15 / 05 / 2020 | Manuella Van Praët | Groupe académique EDD - « Jardins de Créteil »

« Et si ma classe idéale était un jardin … » Voilà la première réflexion qu’ont eue Laurent MAZO (enseignant d’ULIS) et Chloé ARNEODO (enseignante de SVT). Se situant à Bois le roi, en Seine-et-Marne (77), près de la forêt de Fontainebleau, leur établissement est un lieu propice à la découverte de la nature. Cependant, ils n’avaient pas de jardin pédagogique au sein du collège (hormis deux bacs de potager qui s’intégrait à un autre projet). Ainsi, leur objectif a été d’amener les élèves à imaginer un endroit extérieur de détente et de travail, le choix leur revenant de construire leur classe idéale, avec leurs idées, leurs envies en tenant compte des besoins et des idées de chacun.
Chloé ARNEODO partage dans cet article leurs réflexions, leur cheminement dans le début de ce projet.

Ce concept qui permet un apprentissage original n’est pas nouveau.

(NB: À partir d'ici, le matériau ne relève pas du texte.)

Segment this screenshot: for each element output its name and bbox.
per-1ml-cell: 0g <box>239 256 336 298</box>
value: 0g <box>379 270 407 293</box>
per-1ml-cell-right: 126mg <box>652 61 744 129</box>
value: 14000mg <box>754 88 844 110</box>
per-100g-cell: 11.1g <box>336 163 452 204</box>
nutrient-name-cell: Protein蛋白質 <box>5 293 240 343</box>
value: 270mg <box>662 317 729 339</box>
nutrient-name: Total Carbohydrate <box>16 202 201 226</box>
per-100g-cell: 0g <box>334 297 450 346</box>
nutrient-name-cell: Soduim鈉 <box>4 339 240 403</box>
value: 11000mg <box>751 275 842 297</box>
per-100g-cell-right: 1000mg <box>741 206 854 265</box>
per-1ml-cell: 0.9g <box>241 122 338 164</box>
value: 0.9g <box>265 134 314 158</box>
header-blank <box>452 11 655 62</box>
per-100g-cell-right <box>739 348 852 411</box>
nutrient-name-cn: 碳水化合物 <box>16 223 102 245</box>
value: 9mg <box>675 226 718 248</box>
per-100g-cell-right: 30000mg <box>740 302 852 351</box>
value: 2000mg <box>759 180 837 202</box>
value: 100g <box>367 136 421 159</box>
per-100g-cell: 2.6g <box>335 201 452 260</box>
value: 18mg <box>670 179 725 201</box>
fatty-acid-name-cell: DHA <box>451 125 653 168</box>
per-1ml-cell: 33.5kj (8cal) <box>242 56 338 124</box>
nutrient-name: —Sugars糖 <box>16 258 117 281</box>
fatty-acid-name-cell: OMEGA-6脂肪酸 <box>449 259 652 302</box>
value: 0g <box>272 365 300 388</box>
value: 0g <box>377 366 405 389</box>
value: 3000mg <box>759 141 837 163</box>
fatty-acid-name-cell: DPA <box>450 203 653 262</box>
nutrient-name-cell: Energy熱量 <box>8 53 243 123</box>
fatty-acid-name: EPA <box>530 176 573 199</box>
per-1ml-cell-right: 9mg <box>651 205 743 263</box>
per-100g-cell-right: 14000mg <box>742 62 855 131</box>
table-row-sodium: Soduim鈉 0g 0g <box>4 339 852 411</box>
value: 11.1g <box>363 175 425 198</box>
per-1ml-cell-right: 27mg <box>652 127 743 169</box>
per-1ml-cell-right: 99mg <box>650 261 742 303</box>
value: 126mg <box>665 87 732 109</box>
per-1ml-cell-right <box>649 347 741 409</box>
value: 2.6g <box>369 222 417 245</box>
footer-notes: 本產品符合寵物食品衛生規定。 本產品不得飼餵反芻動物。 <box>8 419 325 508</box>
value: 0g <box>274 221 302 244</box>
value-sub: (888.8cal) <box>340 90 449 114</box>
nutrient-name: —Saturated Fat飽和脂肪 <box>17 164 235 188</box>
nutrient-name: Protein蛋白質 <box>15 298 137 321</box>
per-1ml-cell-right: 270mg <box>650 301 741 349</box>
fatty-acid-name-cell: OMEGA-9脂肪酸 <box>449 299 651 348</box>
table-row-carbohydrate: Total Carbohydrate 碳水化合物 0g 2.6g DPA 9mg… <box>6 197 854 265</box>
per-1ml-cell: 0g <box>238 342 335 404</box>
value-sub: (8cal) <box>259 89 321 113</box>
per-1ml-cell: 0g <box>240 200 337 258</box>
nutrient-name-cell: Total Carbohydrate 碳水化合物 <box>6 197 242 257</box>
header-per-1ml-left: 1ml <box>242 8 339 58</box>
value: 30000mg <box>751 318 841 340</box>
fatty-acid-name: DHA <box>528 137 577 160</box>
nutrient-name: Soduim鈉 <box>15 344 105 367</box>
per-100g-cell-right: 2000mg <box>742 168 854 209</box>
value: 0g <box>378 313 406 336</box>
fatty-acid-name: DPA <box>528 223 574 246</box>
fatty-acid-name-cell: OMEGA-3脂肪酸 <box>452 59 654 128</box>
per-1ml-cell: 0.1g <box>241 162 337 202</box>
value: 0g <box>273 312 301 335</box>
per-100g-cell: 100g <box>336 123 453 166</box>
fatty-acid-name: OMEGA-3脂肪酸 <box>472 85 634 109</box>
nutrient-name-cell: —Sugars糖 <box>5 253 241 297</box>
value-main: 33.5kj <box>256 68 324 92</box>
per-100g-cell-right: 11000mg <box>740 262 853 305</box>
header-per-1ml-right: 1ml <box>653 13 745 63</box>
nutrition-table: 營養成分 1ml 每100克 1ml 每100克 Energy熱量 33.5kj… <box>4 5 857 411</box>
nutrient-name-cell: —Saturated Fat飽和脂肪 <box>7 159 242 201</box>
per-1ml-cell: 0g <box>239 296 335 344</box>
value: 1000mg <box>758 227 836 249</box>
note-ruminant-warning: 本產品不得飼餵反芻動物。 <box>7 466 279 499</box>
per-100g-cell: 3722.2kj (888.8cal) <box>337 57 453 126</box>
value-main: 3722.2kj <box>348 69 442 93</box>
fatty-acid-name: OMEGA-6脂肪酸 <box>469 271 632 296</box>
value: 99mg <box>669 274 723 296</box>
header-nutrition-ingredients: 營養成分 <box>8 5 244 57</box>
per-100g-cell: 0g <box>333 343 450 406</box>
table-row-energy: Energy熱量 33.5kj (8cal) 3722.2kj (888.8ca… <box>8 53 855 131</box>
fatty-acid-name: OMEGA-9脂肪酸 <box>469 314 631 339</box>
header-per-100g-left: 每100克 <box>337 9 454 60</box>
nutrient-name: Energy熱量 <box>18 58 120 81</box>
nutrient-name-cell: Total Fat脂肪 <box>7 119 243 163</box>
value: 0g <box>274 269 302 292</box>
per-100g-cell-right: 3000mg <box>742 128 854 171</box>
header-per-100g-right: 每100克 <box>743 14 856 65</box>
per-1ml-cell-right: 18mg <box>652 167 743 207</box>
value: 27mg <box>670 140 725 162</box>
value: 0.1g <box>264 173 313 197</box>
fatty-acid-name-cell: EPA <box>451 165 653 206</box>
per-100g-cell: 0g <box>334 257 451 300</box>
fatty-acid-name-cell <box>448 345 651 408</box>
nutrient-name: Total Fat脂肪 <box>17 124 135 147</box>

Au Québec par exemple, il existe déjà : le ministère de l’Éducation et de l’Enseignement supérieur du Québec a financé un sondage qui « visait à identifier des initiatives inspirantes d’éducation à l’extérieur ainsi que les perceptions (besoins et idées en lien avec cette approche) ». On peut le lire dans ce rapport.
Des rapports et témoignages internationaux (1, 2) renforcent l’hypothèse des bienfaits de l’enseignement dans un cadre paisible et connecté avec la nature. Cet environnement aurait notamment un impact sur le décrochage scolaire, ainsi que sur les élèves TDA (troubles du déficit de l’attention), TDAH (troubles du déficit de l’attention avec hyperactivité) comme le montre ce document (source : Avis du ministère de l’Éducation et de l’Enseignement supérieur (MÉES) du Québec).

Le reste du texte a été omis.